Any State industrial authority may, in manner prescribed, request the Court to deal with any industrial dispute.

No State industrial authority has power to remit any cases; all disputes must be determined by the authority created by the State Parliament. So strict have the State Parliaments been in this respect that no right of appeal is allowed. It appears to me that this clause will be entirely inoperative, and therefore should find no' place in the Bill. I do not.think it would be wise to omit the words " industrial dispute," because in clause 4 we have the definition - " Industrial dispute " means a dispute in relation to industrial matters . . . extending beyond the limits of any one State.

There is some qualification, but a very clear meaning is given to " industrial dispute," as used in clause 27. In clause 26, too, it is simply provided -

The Court shall have jurisdiction to prevent and settle .... all industrial disputes.
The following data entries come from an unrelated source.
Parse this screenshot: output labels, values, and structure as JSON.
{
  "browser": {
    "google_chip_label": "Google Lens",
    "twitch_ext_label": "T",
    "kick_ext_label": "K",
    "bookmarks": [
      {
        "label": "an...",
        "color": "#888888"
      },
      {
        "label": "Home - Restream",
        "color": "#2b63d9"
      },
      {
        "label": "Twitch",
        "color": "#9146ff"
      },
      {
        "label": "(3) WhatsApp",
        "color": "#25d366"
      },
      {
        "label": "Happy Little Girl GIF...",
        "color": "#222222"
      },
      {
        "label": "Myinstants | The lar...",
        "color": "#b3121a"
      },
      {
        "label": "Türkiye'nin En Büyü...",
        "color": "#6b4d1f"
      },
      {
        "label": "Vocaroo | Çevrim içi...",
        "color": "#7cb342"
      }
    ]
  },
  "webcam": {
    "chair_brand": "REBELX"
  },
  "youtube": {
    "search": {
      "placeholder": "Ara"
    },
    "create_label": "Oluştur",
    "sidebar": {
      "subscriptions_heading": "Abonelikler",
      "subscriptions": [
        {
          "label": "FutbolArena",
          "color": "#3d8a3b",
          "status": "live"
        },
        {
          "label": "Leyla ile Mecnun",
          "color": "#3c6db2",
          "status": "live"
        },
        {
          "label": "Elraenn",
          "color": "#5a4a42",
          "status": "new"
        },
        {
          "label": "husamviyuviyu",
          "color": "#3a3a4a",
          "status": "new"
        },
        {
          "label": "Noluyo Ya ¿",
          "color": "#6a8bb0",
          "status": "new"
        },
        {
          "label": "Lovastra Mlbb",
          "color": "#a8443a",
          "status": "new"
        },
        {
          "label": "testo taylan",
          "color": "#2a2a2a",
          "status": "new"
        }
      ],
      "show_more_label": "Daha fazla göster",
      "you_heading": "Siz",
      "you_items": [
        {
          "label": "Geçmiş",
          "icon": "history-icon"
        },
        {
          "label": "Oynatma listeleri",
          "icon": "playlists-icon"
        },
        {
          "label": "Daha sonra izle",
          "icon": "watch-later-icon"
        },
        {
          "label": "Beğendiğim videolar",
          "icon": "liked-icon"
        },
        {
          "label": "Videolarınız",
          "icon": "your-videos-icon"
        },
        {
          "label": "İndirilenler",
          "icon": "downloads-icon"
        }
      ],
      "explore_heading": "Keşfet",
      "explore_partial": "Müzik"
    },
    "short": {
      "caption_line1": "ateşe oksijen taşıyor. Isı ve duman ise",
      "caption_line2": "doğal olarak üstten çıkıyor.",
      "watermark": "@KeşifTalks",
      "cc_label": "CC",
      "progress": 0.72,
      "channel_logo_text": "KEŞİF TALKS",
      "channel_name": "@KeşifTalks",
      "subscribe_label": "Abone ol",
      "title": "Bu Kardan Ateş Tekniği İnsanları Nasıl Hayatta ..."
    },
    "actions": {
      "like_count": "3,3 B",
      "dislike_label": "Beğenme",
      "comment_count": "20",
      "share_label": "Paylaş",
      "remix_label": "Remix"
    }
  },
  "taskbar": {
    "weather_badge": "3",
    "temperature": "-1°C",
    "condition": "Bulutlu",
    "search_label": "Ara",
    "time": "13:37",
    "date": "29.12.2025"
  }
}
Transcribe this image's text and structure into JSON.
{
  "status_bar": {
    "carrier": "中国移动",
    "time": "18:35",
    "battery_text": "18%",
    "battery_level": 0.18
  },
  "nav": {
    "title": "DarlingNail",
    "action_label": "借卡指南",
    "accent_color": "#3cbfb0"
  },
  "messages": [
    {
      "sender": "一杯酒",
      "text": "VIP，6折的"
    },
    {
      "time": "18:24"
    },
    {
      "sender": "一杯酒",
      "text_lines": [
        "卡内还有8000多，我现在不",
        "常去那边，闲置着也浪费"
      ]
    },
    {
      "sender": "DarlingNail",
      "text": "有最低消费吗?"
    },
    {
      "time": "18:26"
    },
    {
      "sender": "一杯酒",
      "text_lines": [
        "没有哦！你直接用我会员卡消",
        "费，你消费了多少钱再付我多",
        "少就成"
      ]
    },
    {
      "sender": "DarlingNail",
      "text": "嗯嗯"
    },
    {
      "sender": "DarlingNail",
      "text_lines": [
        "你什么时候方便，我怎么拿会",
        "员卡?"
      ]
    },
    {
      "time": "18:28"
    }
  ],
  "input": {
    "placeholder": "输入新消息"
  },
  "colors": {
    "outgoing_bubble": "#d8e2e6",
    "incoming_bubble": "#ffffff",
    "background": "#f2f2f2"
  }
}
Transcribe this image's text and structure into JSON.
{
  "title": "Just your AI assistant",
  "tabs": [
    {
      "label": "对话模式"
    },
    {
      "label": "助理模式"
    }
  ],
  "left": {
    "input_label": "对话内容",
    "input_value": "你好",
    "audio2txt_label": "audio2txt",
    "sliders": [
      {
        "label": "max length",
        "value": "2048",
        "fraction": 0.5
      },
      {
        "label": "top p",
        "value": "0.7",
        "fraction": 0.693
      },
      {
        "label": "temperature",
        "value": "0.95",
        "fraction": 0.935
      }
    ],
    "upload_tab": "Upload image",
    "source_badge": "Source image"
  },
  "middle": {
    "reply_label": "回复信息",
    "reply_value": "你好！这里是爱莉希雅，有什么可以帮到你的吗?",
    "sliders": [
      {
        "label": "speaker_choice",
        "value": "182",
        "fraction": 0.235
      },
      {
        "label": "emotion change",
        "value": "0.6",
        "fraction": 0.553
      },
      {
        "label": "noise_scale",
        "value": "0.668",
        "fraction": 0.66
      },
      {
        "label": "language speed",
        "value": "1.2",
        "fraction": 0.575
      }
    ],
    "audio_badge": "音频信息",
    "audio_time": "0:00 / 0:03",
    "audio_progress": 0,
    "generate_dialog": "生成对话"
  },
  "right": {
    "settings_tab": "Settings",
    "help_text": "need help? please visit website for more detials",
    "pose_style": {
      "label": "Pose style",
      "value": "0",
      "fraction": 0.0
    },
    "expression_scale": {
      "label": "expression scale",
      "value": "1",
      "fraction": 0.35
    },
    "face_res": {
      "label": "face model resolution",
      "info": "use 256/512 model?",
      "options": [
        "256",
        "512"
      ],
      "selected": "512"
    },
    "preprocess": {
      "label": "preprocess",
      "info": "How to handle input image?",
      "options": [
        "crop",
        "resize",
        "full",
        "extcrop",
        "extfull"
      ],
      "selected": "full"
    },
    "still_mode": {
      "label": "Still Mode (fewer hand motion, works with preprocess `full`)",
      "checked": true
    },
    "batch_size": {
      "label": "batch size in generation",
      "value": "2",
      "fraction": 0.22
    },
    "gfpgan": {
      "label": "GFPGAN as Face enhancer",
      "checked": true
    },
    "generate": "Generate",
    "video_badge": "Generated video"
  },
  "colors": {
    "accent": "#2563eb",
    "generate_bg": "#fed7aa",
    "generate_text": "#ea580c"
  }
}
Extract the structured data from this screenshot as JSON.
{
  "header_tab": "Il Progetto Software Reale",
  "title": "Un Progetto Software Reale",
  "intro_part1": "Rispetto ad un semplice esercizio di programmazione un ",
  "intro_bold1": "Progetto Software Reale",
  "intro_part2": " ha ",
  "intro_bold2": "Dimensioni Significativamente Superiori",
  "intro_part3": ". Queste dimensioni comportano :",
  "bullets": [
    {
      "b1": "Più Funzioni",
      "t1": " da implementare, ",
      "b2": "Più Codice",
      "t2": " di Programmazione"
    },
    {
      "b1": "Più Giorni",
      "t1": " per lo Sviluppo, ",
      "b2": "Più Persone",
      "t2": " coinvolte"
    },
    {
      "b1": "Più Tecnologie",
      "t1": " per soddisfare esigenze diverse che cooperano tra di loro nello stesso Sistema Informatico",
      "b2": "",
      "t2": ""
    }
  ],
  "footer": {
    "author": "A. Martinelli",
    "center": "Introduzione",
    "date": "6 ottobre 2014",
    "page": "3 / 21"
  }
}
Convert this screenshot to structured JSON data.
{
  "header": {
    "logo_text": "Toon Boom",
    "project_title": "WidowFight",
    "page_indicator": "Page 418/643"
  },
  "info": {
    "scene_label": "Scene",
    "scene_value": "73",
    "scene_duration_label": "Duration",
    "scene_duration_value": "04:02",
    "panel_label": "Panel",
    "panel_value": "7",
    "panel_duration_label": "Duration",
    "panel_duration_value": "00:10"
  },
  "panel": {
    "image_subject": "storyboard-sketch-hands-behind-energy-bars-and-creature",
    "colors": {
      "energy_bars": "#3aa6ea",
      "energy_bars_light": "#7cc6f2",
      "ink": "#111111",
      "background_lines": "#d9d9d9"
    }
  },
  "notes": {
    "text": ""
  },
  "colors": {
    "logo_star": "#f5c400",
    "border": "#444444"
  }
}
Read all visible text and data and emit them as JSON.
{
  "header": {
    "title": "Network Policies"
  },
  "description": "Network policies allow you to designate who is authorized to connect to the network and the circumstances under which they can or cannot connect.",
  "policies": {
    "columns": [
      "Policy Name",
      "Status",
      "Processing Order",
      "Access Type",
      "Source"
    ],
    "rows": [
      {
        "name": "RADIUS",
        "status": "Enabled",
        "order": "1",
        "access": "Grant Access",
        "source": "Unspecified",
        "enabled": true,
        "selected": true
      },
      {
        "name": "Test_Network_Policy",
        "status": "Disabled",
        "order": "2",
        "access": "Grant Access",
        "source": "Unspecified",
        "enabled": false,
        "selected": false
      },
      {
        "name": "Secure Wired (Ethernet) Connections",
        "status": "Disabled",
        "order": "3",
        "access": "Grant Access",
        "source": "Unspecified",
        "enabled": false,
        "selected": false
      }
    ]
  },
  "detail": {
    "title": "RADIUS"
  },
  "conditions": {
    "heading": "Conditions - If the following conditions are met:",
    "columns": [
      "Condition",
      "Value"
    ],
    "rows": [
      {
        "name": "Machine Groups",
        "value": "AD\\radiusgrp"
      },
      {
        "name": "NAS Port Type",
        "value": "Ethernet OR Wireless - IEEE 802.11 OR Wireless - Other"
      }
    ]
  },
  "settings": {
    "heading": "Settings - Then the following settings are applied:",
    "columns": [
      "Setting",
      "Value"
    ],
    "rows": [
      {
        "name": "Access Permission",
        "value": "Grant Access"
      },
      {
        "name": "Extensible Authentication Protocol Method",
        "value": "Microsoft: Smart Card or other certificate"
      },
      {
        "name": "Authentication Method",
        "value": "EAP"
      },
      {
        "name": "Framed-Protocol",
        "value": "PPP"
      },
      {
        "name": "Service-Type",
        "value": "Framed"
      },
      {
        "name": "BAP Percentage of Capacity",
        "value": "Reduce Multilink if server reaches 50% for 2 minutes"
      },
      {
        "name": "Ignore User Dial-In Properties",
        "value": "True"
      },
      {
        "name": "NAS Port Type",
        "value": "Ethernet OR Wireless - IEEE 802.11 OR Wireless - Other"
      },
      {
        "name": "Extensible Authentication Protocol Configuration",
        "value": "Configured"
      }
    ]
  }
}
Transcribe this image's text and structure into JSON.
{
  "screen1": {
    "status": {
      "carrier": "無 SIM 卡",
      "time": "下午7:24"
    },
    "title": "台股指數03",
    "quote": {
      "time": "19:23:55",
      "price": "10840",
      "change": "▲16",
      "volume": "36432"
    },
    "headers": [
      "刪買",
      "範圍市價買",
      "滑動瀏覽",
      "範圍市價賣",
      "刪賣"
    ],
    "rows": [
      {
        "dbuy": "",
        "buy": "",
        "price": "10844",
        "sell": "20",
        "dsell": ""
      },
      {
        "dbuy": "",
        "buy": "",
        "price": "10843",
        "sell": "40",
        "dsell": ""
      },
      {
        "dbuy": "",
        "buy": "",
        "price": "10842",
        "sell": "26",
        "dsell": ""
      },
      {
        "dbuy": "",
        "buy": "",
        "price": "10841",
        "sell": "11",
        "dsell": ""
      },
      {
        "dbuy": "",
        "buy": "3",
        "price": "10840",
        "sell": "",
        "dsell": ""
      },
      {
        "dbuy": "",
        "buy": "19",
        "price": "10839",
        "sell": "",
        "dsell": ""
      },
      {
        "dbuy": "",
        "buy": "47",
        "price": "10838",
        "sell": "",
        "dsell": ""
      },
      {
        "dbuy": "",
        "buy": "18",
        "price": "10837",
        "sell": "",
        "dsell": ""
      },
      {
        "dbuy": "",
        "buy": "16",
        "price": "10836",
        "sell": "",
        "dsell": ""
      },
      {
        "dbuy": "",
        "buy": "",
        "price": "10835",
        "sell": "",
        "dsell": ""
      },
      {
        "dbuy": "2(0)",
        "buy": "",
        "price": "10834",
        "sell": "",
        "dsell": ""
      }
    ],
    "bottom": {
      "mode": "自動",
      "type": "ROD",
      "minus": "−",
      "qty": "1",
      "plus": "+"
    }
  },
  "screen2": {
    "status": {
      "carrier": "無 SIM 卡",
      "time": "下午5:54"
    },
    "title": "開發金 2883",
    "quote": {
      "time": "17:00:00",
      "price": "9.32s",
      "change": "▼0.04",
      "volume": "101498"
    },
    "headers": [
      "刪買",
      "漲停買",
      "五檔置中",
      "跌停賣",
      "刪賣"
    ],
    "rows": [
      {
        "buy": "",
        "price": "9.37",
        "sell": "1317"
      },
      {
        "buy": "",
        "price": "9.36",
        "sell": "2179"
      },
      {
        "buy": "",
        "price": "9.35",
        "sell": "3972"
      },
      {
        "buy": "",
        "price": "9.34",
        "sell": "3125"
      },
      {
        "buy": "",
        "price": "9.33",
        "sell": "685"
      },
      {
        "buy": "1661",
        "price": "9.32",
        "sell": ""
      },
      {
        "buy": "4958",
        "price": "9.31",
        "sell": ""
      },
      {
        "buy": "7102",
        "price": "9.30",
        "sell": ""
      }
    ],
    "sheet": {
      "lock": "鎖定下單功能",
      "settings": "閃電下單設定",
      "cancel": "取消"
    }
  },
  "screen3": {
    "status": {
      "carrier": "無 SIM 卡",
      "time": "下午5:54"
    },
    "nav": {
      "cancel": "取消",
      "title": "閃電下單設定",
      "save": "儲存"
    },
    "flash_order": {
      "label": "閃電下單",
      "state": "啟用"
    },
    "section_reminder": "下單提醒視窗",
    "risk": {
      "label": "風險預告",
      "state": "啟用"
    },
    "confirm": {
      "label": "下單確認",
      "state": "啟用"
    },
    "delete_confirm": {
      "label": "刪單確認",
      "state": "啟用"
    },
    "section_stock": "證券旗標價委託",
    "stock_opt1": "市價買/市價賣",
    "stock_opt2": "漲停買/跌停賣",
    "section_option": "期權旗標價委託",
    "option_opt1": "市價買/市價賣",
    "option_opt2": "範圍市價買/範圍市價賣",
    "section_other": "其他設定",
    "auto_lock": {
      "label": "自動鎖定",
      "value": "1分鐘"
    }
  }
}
Mr Watson - That is not quite the question. Clause 27 does not deal with jurisdiction, but with the Court in its relation to the States Courts.


Mr CONROY - If the Prime Minister views the clause in the same light that I do he must see that it will be a dead-letter.


Mr Watson - I admit that that is so until it is reinforced by States authority.


Mr CONROY - The clause will be a dead-letter until the States Parliaments take it upon themselves to enable their industrial authorities to refer matters to the Federal Court.


Mr Watson - There is a good deal to be said for the view that the object of the amendment is sufficiently met by clause 28, and on that ground I am inclined to allow clause 27 to be negatived.


Mr Glynn - That would be the best course.


Mr CONROY - Speaking purely as a draftsman, and without any reference to my views on this Bill, I also suggest to the Prime Minister the advisability ' of striking out the clause.


Mr WATSON - I have been considering for some few minutes, past the possibility of doing without clause 27. It does not seem to me that the clause, even in the altered shape proposed, carries us much further than does clause 28, which provides that the Court shall have cognizance of industrial disputes as set forth in the subclauses a, b, and c


Mr Glynn - Under sub-clause c the Court can, if necessary, deal with matters referred from a State.


Mr WATSON - That is so, and I think on the whole it would be well to agree to the elimination of clause 27. I cannot say that I agree with the arguments which have been advanced against the amendment. After all, it does not seem to me that thehonorable and learned members who have argued on the other side have met the position which the Government take up, namely, that " prevention " is evidently intended to be supplementary to " settlement." If that be so then, of course, the interpretation proposed by the Government is the correct one. However, our leaving out the clause will not affect the right of the High Court to give any interpretation it likes to any provision of the Bill. On reflection, I think that clause 28 will sufficiently attain our object in regard to the relations with State authorities who may desire to refer any matters to the Federal Arbitration Court. I ask leave to withdraw the amendment.

Amendments, by leave, withdrawn.

Clause negatived.

Clause 28 -

The Court shall have cognizance of the following industrial disputes : -

(a)   All industrial disputes which are certified to the Court by the Registrar as proper to be dealt with by it in the pubfic interest ;

(b)   All industrial disputes which are submitted to the Court by an organization, by plaint, in the prescribed, manner ; and

(c)   All industrial disputes with which any State Industrial Authority, or the Governor in Council of a State in which there is no State Industrial Authority, requests the Court to deal.